In 2015 the firm announced plans to build a 170,000-metric-ton-per-year alkoxylation plant on the Pasadena site. To Parolin’s knowledge, it’s the largest chemical plant built from scratch in the U.S. by a Brazilian firm. In anticipation of the opening, Oxiteno has been building a market by exporting surfactants from its Latin American facilities—about 30,000 metric tons last year.

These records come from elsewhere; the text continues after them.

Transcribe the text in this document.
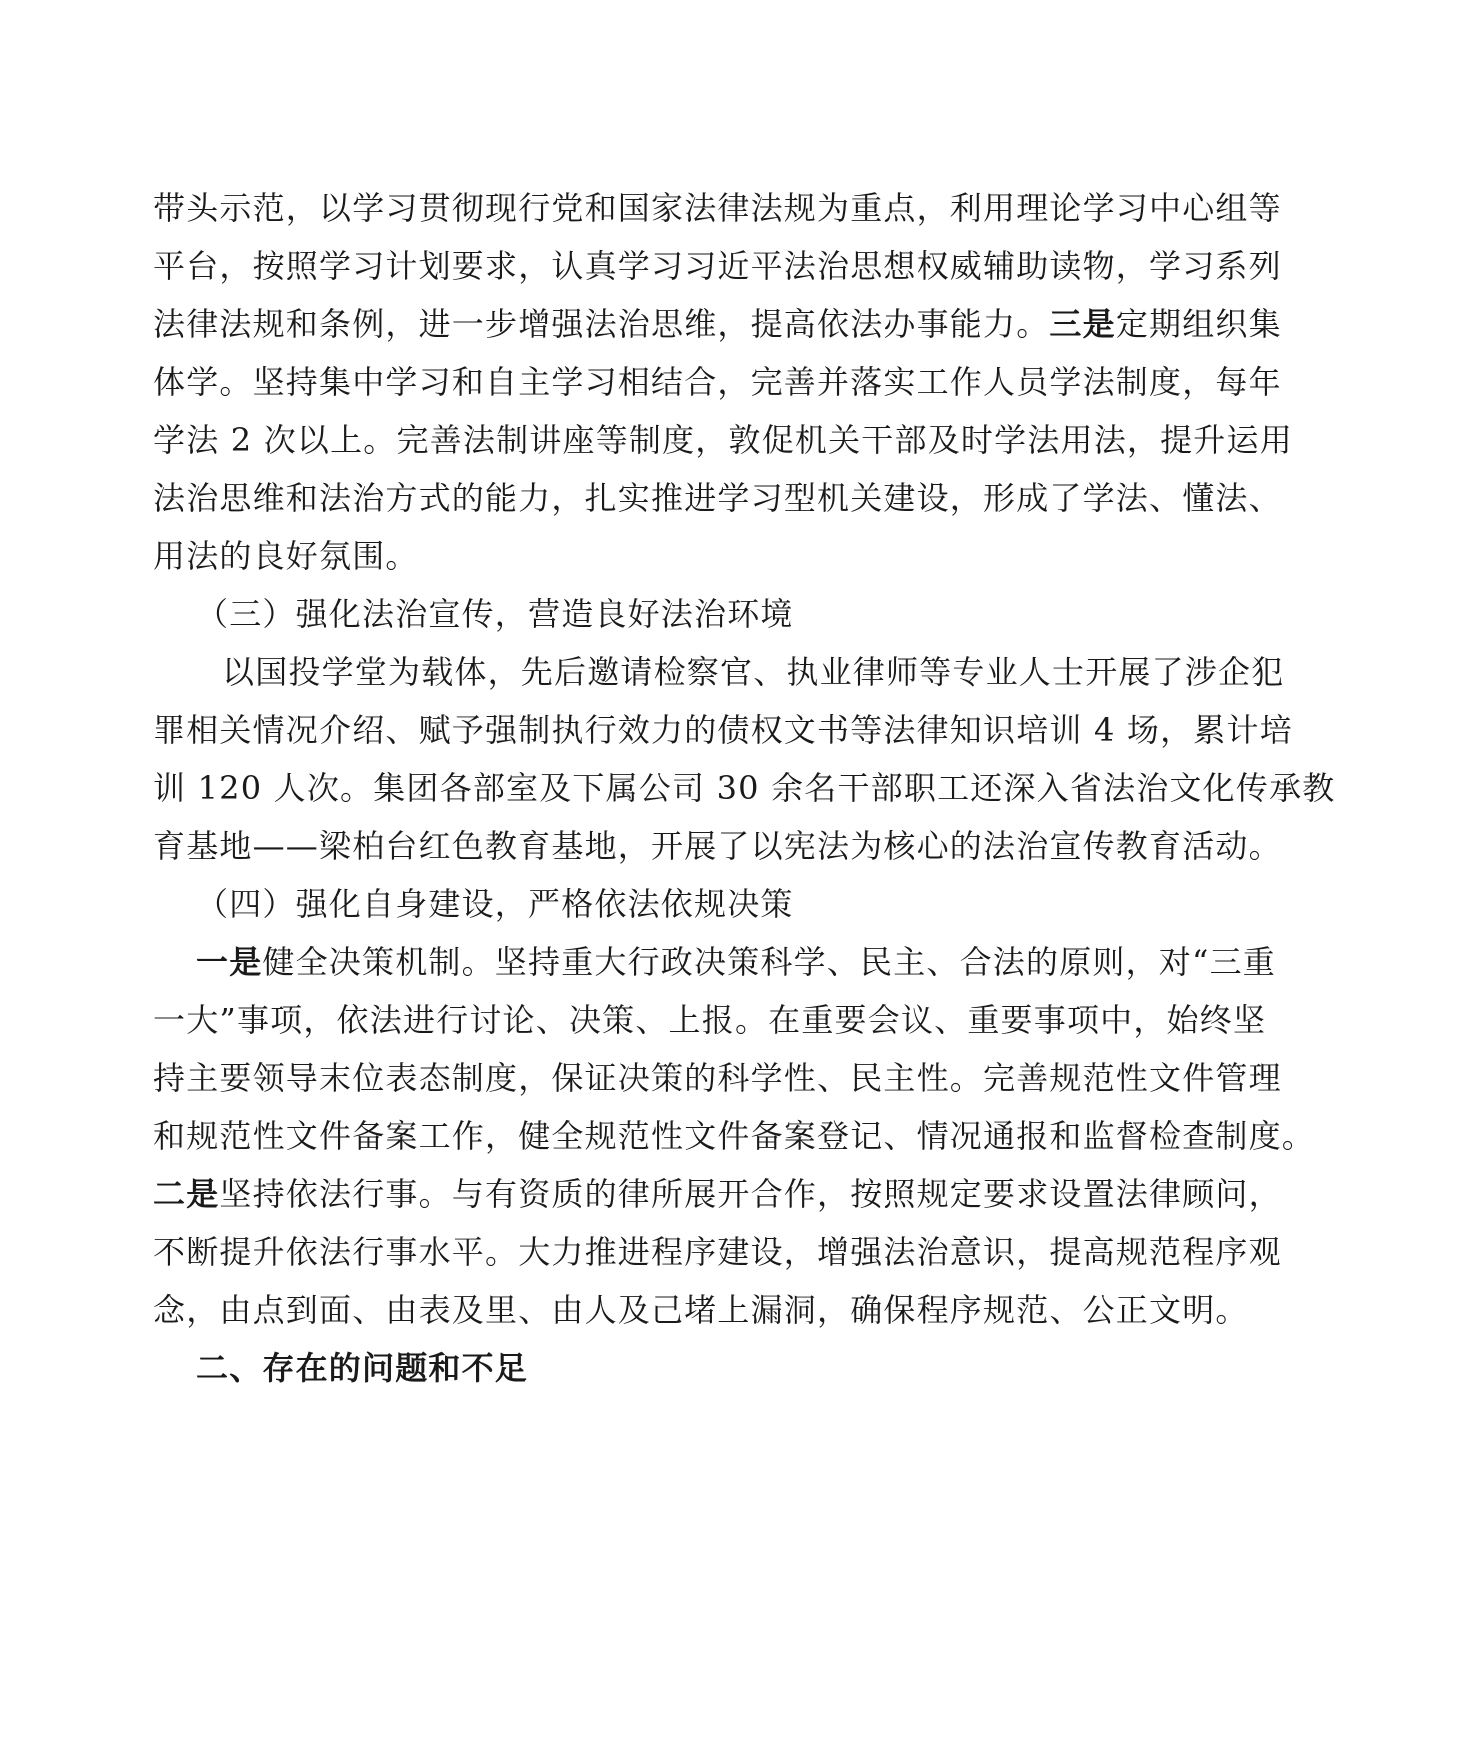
带头示范，以学习贯彻现行党和国家法律法规为重点，利用理论学习中心组等
平台，按照学习计划要求，认真学习习近平法治思想权威辅助读物，学习系列
法律法规和条例，进一步增强法治思维，提高依法办事能力。三是定期组织集
体学。坚持集中学习和自主学习相结合，完善并落实工作人员学法制度，每年
学法 2 次以上。完善法制讲座等制度，敦促机关干部及时学法用法，提升运用
法治思维和法治方式的能力，扎实推进学习型机关建设，形成了学法、懂法、
用法的良好氛围。
（三）强化法治宣传，营造良好法治环境
以国投学堂为载体，先后邀请检察官、执业律师等专业人士开展了涉企犯
罪相关情况介绍、赋予强制执行效力的债权文书等法律知识培训 4 场，累计培
训 120 人次。集团各部室及下属公司 30 余名干部职工还深入省法治文化传承教
育基地——梁柏台红色教育基地，开展了以宪法为核心的法治宣传教育活动。
（四）强化自身建设，严格依法依规决策
一是健全决策机制。坚持重大行政决策科学、民主、合法的原则，对“三重
一大”事项，依法进行讨论、决策、上报。在重要会议、重要事项中，始终坚
持主要领导末位表态制度，保证决策的科学性、民主性。完善规范性文件管理
和规范性文件备案工作，健全规范性文件备案登记、情况通报和监督检查制度。
二是坚持依法行事。与有资质的律所展开合作，按照规定要求设置法律顾问，
不断提升依法行事水平。大力推进程序建设，增强法治意识，提高规范程序观
念，由点到面、由表及里、由人及己堵上漏洞，确保程序规范、公正文明。
二、存在的问题和不足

Part of Oxiteno’s U.S. strategy is to strike coproduction deals with small ethoxylators in the Northeast. Gallagher says these firms struggle with the high cost of shipping ethylene oxide from the Gulf Coast, where most of the toxic and flammable gas is produced.

Oxiteno proposes to these firms that it conduct the ethoxylation for them in Pasadena and then ship the more benign finished products at much lower cost.

Otherwise, the firm plans to continue doing what it already does well: Create nonionic surfactants and other alkoxylated products for many specific applications. Oxiteno already has a slate of 50 products queued up to be made in Pasadena, Parolin says.

For example, the plant will be the only Gulf Coast producer of polysorbates, nonionic surfactants made by ethoxylating sorbitan and esterifying the resulting molecule with fatty acids. Polysorbates act as emulsifiers in foods and cosmetics.

Parolin also points to the firm’s line of ethylene oxide-propylene oxide copolymers used to separate, or “break,” oil-water emulsions in the oil field. The firm developed the copolymers at its labs in Brazil. Now produced in Mexico, they will soon be made in the U.S.

Even with seeding from its Latin American plants, Oxiteno will have to work to find customers for the new plant’s output, Gallagher, the consultant, cautions. How it finds them could make the difference between success and failure. “Will they sell on price alone?” he asks. “Or can they provide service improvements and logistics efficiencies?”

To help on the service side, in late 2016, Oxiteno opened a lab where it is adapting its products to U.S. needs. Located in a science business incubator at the University of Southern Mississippi in Hattiesburg, the facility includes a pilot plant where Oxiteno does small-scale alkoxylation.

The lab is run by Kip Sharp, who earned his Ph.D. in polymer science and engineering at the university. He’s one of many people whom Oxiteno recruited—in his case from rival Sasol—to build up its U.S. presence.

Sharp says Oxiteno initially sought to put the lab in Texas but was eventually attracted to the Mississippi incubator and its “plug and play” facilities.

The lab has seven employees, all M.S. and Ph.D. scientists. Among their jobs, Sharp says, are deformulation of finished products to analyze ingredients and development of specialty alkoxylates or blends. The lab also handles sophisticated application work, such as testing blends of surfactants and agricultural actives for their stability in soil.

Sharp tries to offer fast response to customers. He recalls receiving an urgent inquiry after Hurricane Harvey from a company that couldn’t get an alkoxylated oil-field chemical it desperately needed. The Hattiesburg lab made a sample in two days, Sharp says, and a week later Oxiteno had scaled up production at one of its Latin American facilities.

Oxiteno has come a long way in the U.S. since buying an idle vitamin E plant six years ago. Today, the firm employs about 110 people in the U.S., Parolin says. And it’s about to open a huge facility that could bring in $200 million in annual sales.

Gallagher, the consultant, isn’t surprised at the progress. Oxiteno reminds him of another Brazilian firm, Natura Cosméticos, that similarly conquered its home country. Natura broke out internationally last year with the acquisition of the Body Shop, a personal care products chain, for more than $1 billion.

“I take very seriously the Naturas and Oxitenos of the world,” Gallagher says. “They are a force to be reckoned with in South America. It’s only a matter of time before these companies establish a bigger presence globally.”